I then returned to see my Bristol specialist and he put me in a plaster jacket and I felt a little better with the support and stayed like this for a few months but had a lot of pain.

I returned and the specialist told me to get the plaster cut off and to go home. My brother drove me the ten miles home and I cried uncontrollably all the way home. I went back again in a few weeks and saw the specialist again. He examined me and looked pale and worried and said “My God, the boy has got severe Ankylosing Spondylitis”. This was the first time in my life I had heard the name of this condition.

I was told that I would have to go for deep X-ray in Bath and I shall never forget the journey by bus and train from Taunton to Bath. I was then also given the hot springs treatment which did me a lot of good along with the kindness of the staff.

I then carried on until I was 25 years old (1960) and every year for the next twenty years I had treatment a couple of weeks every year and was in full employment.

In the early seventies, the Manor Hospital said that they could do no more for me and the Royal Hospital for Rheumatic Diseases would be more suitable to continue my treatment. I asked the head man at the hot treatment at the Roman Baths and got Mr Cosh to take me over as a patient.

I joined in on this group treatment but I never liked it for many reasons but, I realise that this is one of the few hospitals that take any interest in our condition and I am most grateful. However, I find the lack of understanding is common, and you are often bullied or shamed in front of the others if you fail to come up to expectations. It often reminds me of my old P.T. teacher from my school days. Also young house doctors or Physio’s have read a lot of books etc. on A.S. and fail to understand the person and the emotional and physical problems of people like myself who have had it for over forty years and had the wrong treatment owing to lack of knowledge in those early days of the condition. The understanding of A.S. these days is much better and I hope any new young sufferers will never have to go through what I have experienced.

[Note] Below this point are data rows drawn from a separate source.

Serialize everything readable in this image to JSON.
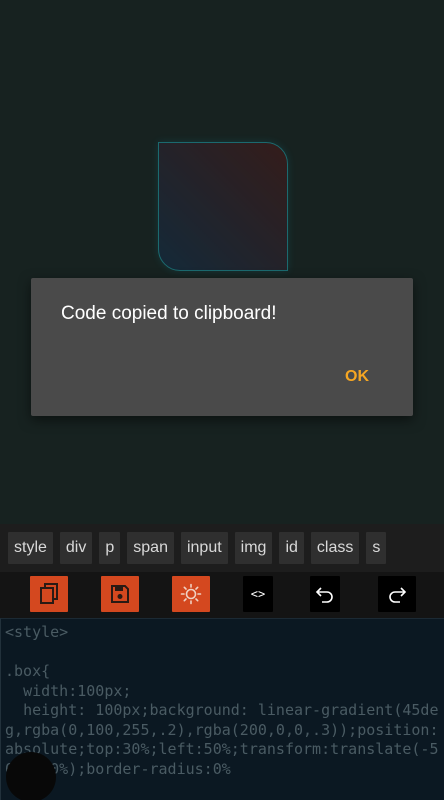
{
  "dialog": {
    "message": "Code copied to clipboard!",
    "ok_label": "OK"
  },
  "tags": [
    "style",
    "div",
    "p",
    "span",
    "input",
    "img",
    "id",
    "class",
    "s"
  ],
  "toolbar": {
    "copy_icon": "copy-icon",
    "save_icon": "save-icon",
    "brightness_icon": "brightness-icon",
    "code_label": "<>",
    "undo_icon": "undo-icon",
    "redo_icon": "redo-icon"
  },
  "editor": {
    "code": "<style>\n\n.box{\n  width:100px;\n  height: 100px;background: linear-gradient(45deg,rgba(0,100,255,.2),rgba(200,0,0,.3));position: absolute;top:30%;left:50%;transform:translate(-50%,-50%);border-radius:0%"
  },
  "colors": {
    "accent_orange": "#d4481f",
    "dialog_ok": "#f5a623",
    "box_border": "#1fa6b1"
  }
}
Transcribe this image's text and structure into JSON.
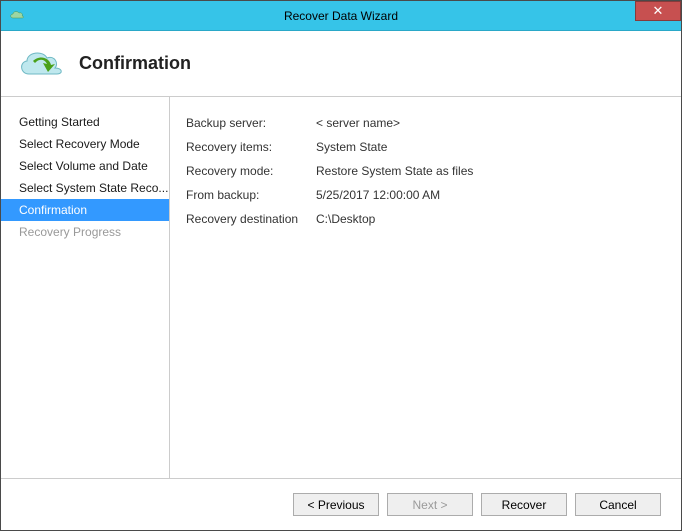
{
  "window": {
    "title": "Recover Data Wizard"
  },
  "header": {
    "title": "Confirmation"
  },
  "sidebar": {
    "items": [
      {
        "label": "Getting Started",
        "state": "normal"
      },
      {
        "label": "Select Recovery Mode",
        "state": "normal"
      },
      {
        "label": "Select Volume and Date",
        "state": "normal"
      },
      {
        "label": "Select System State Reco...",
        "state": "normal"
      },
      {
        "label": "Confirmation",
        "state": "selected"
      },
      {
        "label": "Recovery Progress",
        "state": "disabled"
      }
    ]
  },
  "details": {
    "rows": [
      {
        "label": "Backup server:",
        "value": "< server name>"
      },
      {
        "label": "Recovery items:",
        "value": "System State"
      },
      {
        "label": "Recovery mode:",
        "value": "Restore System State as files"
      },
      {
        "label": "From backup:",
        "value": "5/25/2017 12:00:00 AM"
      },
      {
        "label": "Recovery destination",
        "value": "C:\\Desktop"
      }
    ]
  },
  "footer": {
    "previous": "< Previous",
    "next": "Next >",
    "recover": "Recover",
    "cancel": "Cancel"
  }
}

I am so happy that I am still able to walk with a stick and not confined to a wheelchair.

My ambitions and future plans are that I can feel fit enough next year to build a small house on a bit of land I own. Also, I pray to God that my son and daughter, who are only two and four years old, that I see them safely reach maturity and possibly married, and to feel they are proud of me that I built the house for them, to always feel it is home and leave a little of my character in the walls when I am no more than a memory.

I have written at some considerable length as I feel you should know about my feelings which may go towards a better understanding of our problems to help others in the future.